A Midsummer Night's Dream cover

A Midsummer Night's Dream

William Shakespeare (1596)

Shakespeare's wildest comedy asks one devastating question: if love is just a spell, does it matter that you felt it?

EraElizabethan / Renaissance
Pages80
Difficulty★★☆☆☆ Moderate
AP Appearances8

For Students

Because it is simultaneously the easiest Shakespeare to follow and the most philosophically rich. The plot moves fast, the mechanicals are genuinely funny, and the fairy scenes are visually spectacular even on a page. But underneath is the play's real argument: that love, dreams, and art are all the same thing — experiences that exceed our capacity to verify them, that matter anyway, that change us in ways we cannot fully trace or explain. That argument is still happening.

For Teachers

Four speech registers make it ideal for linguistic analysis at every level. The play-within-a-play enables sustained discussion of metafiction and theatrical self-awareness. The gender and power dynamics are complex enough for college-level analysis without requiring extensive contextual scaffolding.

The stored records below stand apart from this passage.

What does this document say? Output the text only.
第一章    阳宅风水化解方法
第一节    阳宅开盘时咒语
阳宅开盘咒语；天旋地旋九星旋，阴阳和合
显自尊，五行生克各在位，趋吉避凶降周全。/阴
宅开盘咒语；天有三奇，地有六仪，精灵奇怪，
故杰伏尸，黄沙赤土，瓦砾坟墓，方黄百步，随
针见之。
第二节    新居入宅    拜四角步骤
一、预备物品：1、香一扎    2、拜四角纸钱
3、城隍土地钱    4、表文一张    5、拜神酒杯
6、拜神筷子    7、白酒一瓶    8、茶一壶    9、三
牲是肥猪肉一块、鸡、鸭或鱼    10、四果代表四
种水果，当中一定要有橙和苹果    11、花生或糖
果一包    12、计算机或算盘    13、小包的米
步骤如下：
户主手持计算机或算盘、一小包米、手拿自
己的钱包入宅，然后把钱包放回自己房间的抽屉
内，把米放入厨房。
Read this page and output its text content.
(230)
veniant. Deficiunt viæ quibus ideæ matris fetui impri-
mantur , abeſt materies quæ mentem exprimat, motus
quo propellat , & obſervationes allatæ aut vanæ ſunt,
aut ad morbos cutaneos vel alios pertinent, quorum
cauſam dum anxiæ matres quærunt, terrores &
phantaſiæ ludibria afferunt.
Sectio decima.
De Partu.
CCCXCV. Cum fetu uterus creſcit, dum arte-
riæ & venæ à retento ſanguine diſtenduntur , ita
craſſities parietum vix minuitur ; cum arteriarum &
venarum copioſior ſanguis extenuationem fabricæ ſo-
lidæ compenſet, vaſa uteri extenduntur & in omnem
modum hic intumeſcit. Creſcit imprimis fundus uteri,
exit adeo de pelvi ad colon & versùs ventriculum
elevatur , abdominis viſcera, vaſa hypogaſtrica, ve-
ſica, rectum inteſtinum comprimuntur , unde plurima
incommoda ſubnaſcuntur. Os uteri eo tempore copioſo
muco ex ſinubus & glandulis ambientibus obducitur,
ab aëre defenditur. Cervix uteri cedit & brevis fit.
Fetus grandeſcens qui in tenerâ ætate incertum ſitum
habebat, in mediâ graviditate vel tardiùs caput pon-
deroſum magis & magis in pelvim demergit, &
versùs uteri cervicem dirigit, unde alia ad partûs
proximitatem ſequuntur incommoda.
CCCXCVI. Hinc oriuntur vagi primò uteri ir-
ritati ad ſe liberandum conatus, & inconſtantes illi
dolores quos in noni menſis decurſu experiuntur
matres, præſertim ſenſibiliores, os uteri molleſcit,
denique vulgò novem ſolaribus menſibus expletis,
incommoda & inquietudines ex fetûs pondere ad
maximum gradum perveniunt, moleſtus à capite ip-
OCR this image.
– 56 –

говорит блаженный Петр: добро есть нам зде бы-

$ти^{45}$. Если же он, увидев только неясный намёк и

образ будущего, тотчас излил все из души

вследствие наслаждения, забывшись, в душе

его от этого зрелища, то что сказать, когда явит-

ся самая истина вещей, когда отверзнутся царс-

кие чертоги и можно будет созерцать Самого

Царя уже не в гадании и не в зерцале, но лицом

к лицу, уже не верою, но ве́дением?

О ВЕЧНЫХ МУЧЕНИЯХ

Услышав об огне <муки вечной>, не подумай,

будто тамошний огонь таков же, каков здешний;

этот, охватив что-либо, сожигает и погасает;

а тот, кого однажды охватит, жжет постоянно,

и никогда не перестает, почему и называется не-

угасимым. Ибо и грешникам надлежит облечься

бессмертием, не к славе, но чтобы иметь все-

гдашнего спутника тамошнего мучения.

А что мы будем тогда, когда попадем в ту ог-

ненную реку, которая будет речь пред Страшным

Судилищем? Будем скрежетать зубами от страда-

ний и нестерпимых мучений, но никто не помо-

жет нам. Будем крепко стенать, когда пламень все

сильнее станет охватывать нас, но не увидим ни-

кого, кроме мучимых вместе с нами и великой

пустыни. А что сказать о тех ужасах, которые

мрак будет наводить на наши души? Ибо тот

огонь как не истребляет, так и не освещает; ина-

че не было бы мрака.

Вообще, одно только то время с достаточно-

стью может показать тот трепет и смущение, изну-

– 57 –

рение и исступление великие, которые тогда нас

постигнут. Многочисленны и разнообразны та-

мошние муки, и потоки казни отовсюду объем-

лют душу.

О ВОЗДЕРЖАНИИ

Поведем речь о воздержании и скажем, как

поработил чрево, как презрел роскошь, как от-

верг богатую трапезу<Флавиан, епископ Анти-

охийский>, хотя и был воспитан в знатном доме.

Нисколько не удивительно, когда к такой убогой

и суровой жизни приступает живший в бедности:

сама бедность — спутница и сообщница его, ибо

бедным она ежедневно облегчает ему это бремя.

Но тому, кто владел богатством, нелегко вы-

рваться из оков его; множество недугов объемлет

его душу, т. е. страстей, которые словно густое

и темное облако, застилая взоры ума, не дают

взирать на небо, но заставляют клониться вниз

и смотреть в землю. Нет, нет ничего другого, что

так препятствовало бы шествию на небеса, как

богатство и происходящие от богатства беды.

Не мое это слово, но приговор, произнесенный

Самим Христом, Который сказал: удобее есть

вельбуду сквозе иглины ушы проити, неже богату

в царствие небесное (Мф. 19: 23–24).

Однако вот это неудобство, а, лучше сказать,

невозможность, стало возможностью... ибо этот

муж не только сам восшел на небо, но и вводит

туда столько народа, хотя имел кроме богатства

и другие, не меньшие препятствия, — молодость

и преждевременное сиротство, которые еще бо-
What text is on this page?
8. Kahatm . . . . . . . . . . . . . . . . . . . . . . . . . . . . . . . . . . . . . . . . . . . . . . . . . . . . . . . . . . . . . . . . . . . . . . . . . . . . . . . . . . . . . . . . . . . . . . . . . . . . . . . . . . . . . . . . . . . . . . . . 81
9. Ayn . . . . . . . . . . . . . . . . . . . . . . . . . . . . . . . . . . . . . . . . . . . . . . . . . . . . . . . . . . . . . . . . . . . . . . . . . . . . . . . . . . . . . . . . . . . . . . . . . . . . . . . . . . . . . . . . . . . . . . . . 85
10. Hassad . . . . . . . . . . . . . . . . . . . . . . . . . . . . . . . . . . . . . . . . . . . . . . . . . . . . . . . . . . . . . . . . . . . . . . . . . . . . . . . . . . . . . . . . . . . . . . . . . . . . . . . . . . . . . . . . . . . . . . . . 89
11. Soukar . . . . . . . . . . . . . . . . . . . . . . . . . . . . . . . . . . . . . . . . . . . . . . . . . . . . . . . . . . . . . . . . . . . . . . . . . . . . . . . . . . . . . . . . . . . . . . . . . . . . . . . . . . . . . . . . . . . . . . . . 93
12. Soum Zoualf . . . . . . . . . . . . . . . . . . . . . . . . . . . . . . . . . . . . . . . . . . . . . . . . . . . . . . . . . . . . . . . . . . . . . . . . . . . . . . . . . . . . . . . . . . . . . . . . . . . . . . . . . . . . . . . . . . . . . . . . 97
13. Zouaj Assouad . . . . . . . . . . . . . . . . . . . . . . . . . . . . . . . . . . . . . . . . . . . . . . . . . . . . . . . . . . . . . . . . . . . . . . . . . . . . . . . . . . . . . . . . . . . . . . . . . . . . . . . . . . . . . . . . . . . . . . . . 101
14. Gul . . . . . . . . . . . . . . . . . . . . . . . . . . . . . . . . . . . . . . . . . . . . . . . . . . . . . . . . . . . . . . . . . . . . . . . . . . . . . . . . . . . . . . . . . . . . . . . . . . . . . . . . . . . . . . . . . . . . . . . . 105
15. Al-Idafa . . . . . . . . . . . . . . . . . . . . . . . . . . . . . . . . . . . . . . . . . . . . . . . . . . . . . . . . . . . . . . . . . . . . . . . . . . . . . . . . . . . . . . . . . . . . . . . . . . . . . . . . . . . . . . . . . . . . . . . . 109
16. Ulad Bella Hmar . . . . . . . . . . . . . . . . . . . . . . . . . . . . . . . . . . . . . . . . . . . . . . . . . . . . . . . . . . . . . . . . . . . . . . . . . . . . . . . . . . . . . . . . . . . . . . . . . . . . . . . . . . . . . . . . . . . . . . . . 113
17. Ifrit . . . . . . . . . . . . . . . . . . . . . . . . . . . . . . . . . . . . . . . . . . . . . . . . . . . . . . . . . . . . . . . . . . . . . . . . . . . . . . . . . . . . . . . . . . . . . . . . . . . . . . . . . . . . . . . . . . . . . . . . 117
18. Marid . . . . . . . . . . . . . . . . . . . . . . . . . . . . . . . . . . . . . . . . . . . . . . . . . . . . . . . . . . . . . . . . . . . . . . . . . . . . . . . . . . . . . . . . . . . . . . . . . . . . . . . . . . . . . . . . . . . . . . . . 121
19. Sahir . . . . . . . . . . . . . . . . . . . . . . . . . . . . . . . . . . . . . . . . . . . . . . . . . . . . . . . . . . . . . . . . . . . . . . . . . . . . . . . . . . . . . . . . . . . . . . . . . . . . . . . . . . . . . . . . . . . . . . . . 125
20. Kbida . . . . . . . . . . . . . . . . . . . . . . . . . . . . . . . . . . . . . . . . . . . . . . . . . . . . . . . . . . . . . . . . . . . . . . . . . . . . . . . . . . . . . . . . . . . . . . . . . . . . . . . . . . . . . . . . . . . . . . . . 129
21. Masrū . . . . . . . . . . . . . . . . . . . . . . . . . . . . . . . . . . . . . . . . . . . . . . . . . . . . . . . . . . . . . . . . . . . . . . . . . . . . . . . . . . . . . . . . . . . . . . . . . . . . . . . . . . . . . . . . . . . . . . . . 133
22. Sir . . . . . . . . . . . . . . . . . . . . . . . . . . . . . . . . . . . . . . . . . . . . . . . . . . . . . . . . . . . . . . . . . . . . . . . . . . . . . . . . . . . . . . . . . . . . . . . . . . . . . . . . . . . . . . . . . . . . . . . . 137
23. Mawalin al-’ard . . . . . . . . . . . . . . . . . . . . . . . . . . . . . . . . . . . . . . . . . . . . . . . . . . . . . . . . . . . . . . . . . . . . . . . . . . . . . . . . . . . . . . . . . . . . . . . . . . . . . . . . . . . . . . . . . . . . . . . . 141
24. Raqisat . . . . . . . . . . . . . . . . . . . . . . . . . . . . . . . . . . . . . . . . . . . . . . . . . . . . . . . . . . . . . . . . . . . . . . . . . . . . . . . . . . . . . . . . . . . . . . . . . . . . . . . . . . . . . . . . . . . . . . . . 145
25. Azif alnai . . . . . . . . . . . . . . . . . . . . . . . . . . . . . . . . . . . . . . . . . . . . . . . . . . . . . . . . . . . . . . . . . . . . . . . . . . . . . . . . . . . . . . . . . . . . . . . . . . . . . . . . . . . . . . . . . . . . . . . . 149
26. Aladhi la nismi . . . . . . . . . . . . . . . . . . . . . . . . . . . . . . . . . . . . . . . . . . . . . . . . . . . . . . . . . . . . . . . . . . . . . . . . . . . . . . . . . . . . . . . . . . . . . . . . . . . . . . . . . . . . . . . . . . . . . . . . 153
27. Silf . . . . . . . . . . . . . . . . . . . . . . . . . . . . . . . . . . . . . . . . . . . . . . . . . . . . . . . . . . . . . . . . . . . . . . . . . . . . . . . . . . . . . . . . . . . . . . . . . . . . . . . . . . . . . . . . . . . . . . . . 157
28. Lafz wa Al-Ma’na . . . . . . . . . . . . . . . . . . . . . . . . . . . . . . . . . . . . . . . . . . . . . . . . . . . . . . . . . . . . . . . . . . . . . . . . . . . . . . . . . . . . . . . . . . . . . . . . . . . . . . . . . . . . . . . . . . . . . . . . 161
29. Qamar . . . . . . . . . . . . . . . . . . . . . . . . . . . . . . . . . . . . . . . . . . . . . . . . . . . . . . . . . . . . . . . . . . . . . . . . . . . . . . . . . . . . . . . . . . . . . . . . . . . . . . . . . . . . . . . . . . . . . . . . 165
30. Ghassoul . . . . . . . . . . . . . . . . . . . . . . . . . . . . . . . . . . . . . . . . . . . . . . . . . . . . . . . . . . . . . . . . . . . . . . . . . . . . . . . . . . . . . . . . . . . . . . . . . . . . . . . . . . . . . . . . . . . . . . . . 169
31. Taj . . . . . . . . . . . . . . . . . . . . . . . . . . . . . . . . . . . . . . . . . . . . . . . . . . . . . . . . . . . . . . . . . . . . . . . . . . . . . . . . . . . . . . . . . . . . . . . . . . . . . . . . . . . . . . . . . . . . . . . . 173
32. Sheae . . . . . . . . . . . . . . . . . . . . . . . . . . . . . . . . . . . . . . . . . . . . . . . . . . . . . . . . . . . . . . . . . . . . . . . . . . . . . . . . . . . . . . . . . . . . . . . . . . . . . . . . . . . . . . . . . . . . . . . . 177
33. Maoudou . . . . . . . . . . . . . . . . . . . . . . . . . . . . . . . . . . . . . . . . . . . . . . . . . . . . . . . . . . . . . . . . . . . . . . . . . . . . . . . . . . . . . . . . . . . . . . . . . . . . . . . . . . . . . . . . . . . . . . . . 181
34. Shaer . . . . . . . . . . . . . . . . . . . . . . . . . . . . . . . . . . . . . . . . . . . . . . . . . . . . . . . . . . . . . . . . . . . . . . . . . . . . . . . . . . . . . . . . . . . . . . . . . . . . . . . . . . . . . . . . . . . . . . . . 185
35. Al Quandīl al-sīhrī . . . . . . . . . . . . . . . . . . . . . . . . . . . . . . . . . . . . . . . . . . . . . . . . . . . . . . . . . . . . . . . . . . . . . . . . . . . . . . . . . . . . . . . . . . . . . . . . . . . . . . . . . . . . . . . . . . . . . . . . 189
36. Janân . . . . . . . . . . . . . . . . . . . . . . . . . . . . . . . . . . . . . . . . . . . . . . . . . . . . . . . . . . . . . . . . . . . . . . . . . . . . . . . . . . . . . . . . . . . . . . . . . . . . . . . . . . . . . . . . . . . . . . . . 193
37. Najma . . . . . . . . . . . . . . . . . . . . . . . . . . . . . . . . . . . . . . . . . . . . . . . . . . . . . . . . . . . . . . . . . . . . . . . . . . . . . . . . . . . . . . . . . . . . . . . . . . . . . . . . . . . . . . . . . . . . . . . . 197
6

And it can be taught in three to four weeks — longer if students perform scenes, which they should.

Why It Still Matters

The play's central question — 'If love is only a spell, does it matter that you felt it?' — is the central question of every romantic relationship. Every person who has fallen out of love and tried to explain the previous feeling understands what Lysander waking up and repudiating Hermia is doing. The magic flower is just a faster version of the thing that happens to all of us. And Puck's invitation to dismiss the whole thing as a dream is the invitation we extend to our own feelings every morning when we wake up and try to sort out what was real.